Liz - Love salt on watermelon - especially when that watermelon is topped off with some burrata cheese!

Crystal & Amir - What about some carrot cake cookies instead?

Jenn - It does! Thank you!!

weezermonkey said...

I think I'm an undersalter. I think I can count on one hand the times I've asked for salt at a restaurant.

Ashley said...

this place sounds up my alley.

Anna A. said...

Mmmm good stuff and way to acknowledge your salt issue there - I do agree that salting the oatmeal is a must and I will have to sprinkle a few granules on my cc cookies next time. And can you please take me next time TALF.

yutjangsah said...

Hey, have you tried that fruit vendor on the streets? They salt the mangos, etc. that they chop and it is DEEELICIOUS. yummy! I had a great time at Akasha and I def would go back too.

yutjangsah said...

Hey, have you tried that fruit vendor on the streets? They salt the mangos, etc. that they chop and it is DEEELICIOUS. yummy! I had a great time at Akasha and I def would go back too.

Katy said...

My mom always taught me that oatmeal should be salted before cooking.
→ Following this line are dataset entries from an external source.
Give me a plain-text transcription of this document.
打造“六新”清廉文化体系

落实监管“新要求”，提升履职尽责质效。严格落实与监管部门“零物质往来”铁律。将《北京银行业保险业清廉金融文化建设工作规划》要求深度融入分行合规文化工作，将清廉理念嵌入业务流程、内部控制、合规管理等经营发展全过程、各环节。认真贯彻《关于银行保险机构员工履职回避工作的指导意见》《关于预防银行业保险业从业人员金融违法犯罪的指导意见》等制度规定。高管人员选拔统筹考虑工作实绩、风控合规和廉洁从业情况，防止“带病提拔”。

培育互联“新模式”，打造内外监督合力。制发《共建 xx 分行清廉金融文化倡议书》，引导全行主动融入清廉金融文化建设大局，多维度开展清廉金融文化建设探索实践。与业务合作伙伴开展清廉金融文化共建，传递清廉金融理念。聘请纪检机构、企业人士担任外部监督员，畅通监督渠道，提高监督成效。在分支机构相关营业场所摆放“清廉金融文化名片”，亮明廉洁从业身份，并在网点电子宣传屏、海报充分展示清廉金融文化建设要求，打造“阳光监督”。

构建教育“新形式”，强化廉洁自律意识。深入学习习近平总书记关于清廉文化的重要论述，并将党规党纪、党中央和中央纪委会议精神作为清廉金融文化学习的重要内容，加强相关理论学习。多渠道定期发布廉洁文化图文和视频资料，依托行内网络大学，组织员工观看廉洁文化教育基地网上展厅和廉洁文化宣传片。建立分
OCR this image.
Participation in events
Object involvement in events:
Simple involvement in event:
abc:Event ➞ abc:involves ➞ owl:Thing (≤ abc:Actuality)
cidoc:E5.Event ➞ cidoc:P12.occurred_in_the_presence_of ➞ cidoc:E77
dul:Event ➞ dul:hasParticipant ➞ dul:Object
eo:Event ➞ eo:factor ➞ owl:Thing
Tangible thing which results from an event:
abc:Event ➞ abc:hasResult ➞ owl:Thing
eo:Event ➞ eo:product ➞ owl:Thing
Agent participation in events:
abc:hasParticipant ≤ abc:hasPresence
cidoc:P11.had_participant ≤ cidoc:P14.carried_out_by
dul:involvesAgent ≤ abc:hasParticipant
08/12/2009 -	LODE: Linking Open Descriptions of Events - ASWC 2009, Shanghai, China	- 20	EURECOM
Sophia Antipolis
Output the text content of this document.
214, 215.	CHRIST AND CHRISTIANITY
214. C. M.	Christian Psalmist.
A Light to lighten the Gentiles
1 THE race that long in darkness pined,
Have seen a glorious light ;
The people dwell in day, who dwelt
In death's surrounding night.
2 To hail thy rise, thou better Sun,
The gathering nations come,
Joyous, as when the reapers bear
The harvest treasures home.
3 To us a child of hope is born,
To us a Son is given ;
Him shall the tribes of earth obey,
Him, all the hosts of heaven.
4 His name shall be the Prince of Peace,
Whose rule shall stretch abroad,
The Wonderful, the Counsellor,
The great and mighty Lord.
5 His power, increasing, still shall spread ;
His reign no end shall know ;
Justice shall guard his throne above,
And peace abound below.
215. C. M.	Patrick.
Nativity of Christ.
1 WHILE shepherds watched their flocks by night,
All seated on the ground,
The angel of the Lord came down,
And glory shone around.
And when I forget the salt, it tastes very off and I can't eat it. I thought everyone salted their oatmeal!

Kung Food Panda said...

Salt on orange, it's the same concept as salt on watermelon, no? :)

Even though I'm not quite liberal with the salt shaker, as my mom has been known to cook quite bland (aka healthy) over time, I'm used to underseasoned food. I don't even need salt on my fries! :P

Diana said...

Sharon - I don't think it's a bad thing to be an under salter! Your kidneys will thank you for it later!

Ashley - You would love it -- we'll have to go back!

Anna - I'm so glad I'm not the only freak who salts my oatmeal! Salty oats are the best. ;)

Sook - Mmmm this sounds like a Sook and Diana summertime activity.

Katy - THANK YOU! I appreciate the back up! :)

Danny - No salt on your fries? What kind of crazy talk is that? And you call yourself a foodie!